There are 2 components in determining your daily caloric. The first is your resting metabolic rate (RMR). Your RMR is the amount of calories your body needs each day if you had no activity. 3 Common equations for finding your RMR are the Owen equation, the Mufflin Equation, and the Harris-Benedict Principal.
The second component is your activity level. Typically you choose the activity level for the type of life you lead and the formula tells you how many more calories to add to your RMR to determine your daily calorie needs.
The Harris-Benedict Equation:
For men: (6.24 x W) + (12.7 x H) - (6.76 x A) + 66
For women: (4.34 x W) + (4.7 x H) - (4.68 x A) + 655
The Mufflin Equation:
For men: (4.54 x W) + (15.9 x H) - (5 x A) + 5
For women: (4.54 x W) + (15.9 x H) - (5 x A) - 161
The Owen Equation:
For men: 879 + (4.64 x W)
For women: 795 + (3.27 x W)W = Weight in pounds
H = Height in inches
A = age in years
If you plug your information into the equations you will see that all the equations give you different results. Again, this is just an approximation to get you started. I recommend getting the average value for all 3.
Now that you have your RMR you need to add in calories for activity. Simply choose your activity level and multiply your RMR by the multiplier for that level
Very light activity - You spend most of the day sitting and rarely exercise.
Daily Calories Needed = RMR x 1.2
Light activity - You work in an office.
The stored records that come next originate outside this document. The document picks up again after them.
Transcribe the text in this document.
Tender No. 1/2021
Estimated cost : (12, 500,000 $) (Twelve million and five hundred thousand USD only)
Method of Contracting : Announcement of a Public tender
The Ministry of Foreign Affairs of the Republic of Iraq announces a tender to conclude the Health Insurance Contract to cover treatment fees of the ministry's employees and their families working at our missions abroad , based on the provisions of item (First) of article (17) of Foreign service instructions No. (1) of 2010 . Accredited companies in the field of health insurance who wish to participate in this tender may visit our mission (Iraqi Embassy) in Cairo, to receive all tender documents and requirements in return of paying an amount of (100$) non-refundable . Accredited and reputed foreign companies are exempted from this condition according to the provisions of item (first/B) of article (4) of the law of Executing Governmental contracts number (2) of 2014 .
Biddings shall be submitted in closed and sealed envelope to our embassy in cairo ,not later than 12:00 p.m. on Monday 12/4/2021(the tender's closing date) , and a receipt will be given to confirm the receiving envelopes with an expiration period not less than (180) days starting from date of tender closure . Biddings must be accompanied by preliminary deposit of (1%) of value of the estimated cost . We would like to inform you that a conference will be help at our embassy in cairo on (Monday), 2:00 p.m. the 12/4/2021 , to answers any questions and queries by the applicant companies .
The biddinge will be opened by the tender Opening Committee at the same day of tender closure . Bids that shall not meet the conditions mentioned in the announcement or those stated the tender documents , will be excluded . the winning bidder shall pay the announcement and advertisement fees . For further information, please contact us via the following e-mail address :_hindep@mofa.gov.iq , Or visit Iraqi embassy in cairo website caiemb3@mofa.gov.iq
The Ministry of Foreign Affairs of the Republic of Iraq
Most days include some walking, bicycling, or stair-climbing, or you exercise at least 20 to 45 minutes once a week.
Daily Calories Needed = RMR x 1.375
Moderate activity - Your daily routine involves walking most of the day or includes lifting or you exercise at least 20 to 45 minutes about three times a week.
Daily Calories Needed = RMR x 1.55
Heavy activity - Your daily routine keeps you moving most of the time or includes some running, heavy lifting, or swimming; or you exercise at least 20 to 45 minutes every day.
Daily Calories Needed = RMR x 1.725
Exceptional activity - You're unstoppable. You're training daily for an athletic event, or you're a professional athlete with a strenuous schedule.
Daily Calories Needed = RMR x 1.9
A majority of people fall into one of the first 2 categories. When you pick your category, be honest with yourself. Don’t pick the category you plan on being at, pick the one you are at right now.
Once you know how many calories you need each day to maintain your weight, you can now determine how many calories to eat in order to lose weight. Each pound is worth 3500 calories. If you eat 500 calories less than you need each day, you should lose 1 pound each week. Eat 1000 less each day and you can lose 2 pounds each week. Eat 2000 less each day and watch out; if you restrict yourself too much, your body will react and slow your metabolism down. If that happens, your RMR will go down and you might not lose the weight you wanted.